AttentionDep: Domain-Aware Attention for Explainable Depression Severity Assessment
This work addresses the problem of explainable mental health assessment from social media for clinicians or researchers, with incremental improvements in performance and interpretability.
The paper tackled depression severity assessment from social media posts by proposing AttentionDep, a domain-aware attention model that fuses contextual and domain knowledge, resulting in over 5% improvement in graded F1 score compared to state-of-the-art baselines.

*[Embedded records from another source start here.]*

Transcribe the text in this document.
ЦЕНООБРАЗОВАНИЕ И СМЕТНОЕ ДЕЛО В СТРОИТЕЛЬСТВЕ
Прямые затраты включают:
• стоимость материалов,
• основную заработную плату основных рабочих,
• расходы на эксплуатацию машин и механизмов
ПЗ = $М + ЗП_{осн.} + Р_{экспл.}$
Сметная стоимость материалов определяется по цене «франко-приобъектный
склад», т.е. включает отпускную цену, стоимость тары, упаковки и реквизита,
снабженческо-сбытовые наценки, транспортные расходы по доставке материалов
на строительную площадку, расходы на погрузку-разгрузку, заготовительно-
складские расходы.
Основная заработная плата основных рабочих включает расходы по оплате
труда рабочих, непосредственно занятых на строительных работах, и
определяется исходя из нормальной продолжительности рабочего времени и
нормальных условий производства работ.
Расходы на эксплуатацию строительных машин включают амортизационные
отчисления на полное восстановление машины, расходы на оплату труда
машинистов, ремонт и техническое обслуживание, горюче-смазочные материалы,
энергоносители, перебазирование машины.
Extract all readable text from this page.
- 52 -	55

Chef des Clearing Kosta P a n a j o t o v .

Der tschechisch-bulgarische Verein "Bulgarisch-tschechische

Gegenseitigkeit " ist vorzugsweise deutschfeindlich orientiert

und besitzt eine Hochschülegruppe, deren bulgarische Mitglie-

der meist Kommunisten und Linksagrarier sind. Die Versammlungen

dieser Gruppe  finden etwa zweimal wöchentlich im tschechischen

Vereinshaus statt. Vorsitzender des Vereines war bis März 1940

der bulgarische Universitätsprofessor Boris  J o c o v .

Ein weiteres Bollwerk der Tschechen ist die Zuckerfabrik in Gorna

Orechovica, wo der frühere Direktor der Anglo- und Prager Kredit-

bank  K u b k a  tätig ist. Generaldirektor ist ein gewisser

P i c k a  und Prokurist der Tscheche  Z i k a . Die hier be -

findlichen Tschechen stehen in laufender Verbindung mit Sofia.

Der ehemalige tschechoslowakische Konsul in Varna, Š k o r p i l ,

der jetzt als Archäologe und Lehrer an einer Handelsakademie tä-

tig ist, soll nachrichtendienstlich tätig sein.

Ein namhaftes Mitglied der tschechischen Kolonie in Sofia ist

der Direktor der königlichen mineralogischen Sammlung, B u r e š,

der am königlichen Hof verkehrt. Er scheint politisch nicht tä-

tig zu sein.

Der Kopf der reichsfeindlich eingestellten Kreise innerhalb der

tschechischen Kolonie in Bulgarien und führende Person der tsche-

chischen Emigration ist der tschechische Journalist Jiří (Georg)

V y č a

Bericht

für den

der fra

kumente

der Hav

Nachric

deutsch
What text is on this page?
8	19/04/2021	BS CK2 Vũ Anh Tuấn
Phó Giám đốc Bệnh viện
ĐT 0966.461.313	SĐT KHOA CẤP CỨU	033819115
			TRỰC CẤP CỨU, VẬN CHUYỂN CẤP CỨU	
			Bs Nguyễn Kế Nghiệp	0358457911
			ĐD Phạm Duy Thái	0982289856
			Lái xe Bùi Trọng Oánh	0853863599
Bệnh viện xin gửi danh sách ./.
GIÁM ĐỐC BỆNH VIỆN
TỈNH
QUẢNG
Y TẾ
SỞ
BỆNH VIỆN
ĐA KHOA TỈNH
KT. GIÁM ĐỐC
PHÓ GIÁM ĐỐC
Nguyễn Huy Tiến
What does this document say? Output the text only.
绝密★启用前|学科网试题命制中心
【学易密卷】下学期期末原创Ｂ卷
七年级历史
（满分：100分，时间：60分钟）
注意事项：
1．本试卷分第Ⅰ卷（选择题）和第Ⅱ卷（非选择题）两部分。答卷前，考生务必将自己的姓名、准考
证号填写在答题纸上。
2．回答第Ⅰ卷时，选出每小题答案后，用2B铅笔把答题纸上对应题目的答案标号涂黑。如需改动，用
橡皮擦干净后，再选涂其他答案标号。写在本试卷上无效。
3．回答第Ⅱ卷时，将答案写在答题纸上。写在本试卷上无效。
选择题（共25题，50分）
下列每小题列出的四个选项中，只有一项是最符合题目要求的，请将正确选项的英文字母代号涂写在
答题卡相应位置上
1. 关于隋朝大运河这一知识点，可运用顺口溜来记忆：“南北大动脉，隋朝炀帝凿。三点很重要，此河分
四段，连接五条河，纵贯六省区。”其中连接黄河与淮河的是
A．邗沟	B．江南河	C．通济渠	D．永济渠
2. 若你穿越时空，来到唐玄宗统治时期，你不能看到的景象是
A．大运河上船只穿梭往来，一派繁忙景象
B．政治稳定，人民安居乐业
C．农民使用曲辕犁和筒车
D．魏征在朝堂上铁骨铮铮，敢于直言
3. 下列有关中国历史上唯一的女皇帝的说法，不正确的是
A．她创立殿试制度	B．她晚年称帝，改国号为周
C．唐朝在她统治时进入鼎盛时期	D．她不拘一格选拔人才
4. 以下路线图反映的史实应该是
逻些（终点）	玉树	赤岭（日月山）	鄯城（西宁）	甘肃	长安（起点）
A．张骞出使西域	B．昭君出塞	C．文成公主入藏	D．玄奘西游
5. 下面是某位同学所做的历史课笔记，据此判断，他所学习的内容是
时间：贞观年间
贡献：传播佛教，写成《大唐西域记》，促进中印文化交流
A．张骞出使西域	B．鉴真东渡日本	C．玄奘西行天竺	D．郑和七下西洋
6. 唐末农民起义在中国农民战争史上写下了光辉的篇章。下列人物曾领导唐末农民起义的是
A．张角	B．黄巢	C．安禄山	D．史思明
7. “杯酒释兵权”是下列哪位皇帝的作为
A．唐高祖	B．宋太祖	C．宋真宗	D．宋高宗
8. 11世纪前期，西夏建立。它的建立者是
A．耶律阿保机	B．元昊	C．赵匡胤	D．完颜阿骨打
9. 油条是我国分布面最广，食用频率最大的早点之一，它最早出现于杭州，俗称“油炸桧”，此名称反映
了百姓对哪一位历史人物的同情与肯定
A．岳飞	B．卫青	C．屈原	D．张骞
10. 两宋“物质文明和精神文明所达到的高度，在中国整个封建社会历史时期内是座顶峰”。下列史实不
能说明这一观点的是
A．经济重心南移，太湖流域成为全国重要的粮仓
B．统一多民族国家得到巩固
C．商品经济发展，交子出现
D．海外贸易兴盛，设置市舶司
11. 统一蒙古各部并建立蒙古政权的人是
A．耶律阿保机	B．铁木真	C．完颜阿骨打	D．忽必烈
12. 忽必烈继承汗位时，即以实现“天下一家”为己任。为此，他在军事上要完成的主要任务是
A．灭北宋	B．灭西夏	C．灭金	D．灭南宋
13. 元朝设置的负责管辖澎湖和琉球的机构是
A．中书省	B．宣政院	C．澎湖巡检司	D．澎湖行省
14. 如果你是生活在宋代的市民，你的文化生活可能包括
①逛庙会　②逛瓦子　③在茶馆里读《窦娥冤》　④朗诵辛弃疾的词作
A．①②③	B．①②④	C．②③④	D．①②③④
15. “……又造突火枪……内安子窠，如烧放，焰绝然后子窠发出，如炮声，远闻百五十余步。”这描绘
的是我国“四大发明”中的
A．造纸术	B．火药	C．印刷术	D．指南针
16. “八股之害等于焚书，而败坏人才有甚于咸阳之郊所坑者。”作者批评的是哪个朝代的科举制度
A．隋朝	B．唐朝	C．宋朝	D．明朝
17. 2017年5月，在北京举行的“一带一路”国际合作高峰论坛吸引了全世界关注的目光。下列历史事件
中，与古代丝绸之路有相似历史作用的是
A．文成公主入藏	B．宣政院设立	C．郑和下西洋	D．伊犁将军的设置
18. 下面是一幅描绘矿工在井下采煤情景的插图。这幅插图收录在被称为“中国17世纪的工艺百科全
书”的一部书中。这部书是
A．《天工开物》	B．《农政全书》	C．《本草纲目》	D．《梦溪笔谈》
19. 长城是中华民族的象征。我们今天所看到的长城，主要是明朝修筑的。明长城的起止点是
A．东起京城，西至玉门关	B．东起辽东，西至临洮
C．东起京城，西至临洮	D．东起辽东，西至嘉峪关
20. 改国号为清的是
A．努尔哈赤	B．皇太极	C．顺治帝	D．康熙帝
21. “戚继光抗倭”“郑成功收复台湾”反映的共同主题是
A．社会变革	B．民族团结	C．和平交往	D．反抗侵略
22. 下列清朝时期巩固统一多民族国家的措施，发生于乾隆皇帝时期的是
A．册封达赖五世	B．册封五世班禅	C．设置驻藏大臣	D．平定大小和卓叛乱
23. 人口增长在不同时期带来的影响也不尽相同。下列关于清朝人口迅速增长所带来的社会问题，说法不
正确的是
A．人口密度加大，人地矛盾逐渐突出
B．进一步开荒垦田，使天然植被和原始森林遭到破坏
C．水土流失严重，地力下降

In today's interconnected society, social media platforms provide a window into individuals' thoughts, emotions, and mental states. This paper explores the use of platforms like Facebook, X (formerly Twitter), and Reddit for depression severity detection. We propose AttentionDep, a domain-aware attention model that drives explainable depression severity estimation by fusing contextual and domain knowledge. Posts are encoded hierarchically using unigrams and bigrams, with attention mechanisms highlighting clinically relevant tokens. Domain knowledge from a curated mental health knowledge graph is incorporated through a cross-attention mechanism, enriching the contextual features. Finally, depression severity is predicted using an ordinal regression framework that respects the clinical-relevance and natural ordering of severity levels. Our experiments demonstrate that AttentionDep outperforms state-of-the-art baselines by over 5% in graded F1 score across datasets, while providing interpretable insights into its predictions. This work advances the development of trustworthy and transparent AI systems for mental health assessment from social media.